Once a mortgage lender forecloses on a homeowner’s property, the home goes to auction to find a buyer. If the lender does not sell the home at a price high enough to pay off the balance of the previous homeowner’s loan, the bank loses money in the foreclosure process. The deficit qualifies for a claim against the previous borrower’s private mortgage insurance, which will pay the bank for the sum of the deficit up to the amount the home was originally insured for.

Who Needs PMI?

Lenders decide whether they require a home buyer to purchase private mortgage insurance for conventional loans, but government-backed FHA loans always require buyers to purchase PMI when they pay less than a 20-percent down payment on a home purchase. The buyer is responsible for paying the monthly premiums, which are usually rolled into a mortgage escrow account. However, homeowners who itemized their federal tax deductions can deduct 100 percent of the cost of mortgage insurance premiums each year.

Cancelling PMI

A homeowner with a traditional home loan that is not backed by the federal government has protections in the Homeowners Protection Act of 1998 that prevent home buyers from paying unnecessary private mortgage insurance.

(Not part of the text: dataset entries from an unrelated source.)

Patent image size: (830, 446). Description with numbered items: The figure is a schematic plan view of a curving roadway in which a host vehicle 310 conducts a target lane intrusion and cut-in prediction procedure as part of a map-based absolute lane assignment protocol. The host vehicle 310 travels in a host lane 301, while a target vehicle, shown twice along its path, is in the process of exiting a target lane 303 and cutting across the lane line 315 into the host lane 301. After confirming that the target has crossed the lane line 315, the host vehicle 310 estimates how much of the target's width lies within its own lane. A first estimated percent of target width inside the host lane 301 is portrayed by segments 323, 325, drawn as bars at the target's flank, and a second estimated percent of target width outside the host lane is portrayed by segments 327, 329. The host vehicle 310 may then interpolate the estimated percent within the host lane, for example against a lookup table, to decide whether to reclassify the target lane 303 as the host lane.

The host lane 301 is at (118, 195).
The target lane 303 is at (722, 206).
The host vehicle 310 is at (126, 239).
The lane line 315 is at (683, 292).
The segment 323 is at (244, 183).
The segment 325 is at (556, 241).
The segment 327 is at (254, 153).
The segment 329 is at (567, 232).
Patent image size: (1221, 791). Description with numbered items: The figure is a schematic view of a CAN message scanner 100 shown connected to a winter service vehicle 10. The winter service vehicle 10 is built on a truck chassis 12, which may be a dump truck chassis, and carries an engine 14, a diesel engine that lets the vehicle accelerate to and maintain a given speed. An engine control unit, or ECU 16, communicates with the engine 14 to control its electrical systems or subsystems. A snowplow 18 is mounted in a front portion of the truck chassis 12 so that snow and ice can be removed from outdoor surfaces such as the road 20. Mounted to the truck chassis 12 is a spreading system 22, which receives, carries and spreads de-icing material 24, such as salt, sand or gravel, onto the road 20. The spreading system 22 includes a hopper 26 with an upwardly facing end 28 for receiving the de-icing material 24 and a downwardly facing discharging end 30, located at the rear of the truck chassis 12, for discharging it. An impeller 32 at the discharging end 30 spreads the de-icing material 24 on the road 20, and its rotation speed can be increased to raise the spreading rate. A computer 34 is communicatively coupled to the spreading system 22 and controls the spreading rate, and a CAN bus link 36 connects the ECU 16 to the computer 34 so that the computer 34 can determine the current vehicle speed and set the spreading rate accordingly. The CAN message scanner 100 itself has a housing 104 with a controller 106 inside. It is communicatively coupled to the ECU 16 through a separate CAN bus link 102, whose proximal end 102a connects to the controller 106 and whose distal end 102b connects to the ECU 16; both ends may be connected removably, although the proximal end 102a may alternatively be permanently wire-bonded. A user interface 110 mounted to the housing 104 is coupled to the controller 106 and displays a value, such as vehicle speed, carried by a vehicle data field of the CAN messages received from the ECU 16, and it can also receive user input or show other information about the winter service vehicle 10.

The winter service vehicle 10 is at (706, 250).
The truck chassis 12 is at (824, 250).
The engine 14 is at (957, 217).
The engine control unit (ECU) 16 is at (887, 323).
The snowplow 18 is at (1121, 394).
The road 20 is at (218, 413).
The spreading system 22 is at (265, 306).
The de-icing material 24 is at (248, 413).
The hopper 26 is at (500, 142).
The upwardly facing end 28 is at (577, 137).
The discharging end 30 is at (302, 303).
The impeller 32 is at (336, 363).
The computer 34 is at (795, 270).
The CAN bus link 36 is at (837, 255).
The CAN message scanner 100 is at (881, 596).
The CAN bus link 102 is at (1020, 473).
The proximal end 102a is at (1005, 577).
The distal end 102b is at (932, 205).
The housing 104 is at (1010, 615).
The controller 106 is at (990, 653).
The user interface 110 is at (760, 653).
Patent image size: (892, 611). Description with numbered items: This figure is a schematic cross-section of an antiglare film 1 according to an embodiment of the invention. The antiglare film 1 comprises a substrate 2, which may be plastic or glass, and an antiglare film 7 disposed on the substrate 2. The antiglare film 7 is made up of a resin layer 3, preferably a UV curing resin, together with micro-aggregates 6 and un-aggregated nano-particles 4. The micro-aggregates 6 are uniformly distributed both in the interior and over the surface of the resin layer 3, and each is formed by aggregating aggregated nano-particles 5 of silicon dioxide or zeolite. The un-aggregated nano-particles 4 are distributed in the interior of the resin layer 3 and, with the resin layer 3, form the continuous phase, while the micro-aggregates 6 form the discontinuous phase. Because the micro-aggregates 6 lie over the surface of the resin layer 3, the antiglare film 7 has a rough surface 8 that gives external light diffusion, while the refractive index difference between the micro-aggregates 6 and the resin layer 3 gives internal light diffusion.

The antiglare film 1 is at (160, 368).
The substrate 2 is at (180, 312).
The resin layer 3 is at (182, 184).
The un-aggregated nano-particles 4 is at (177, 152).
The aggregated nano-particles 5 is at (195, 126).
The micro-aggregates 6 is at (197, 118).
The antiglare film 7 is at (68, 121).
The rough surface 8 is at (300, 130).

So long as the homeowner is current on his mortgage payments and originated the home loan on or after July 29, 1999, he can cancel his PMI through his lender once he reaches 20 percent equity in his home. Once he reaches 22 percent equity in his home, the lender must automatically cancel PMI if he has not already done so. Unfortunately, homeowners with FHA or VA government-backed loans do not have these protections and may have to pay private mortgage insurance for the life of their loans.

Avoiding Foreclosure

According to the United States Department of Housing and Urban Development (HUD), homeowners facing the possibility of foreclosure on a property or residence due to unaffordable mortgage payments should immediately contact their lenders. Mortgage lenders have programs available to help homeowners catch up on past-due mortgage payments, and some homeowners qualify for loan modifications that change the original terms of a mortgage and lower monthly payments.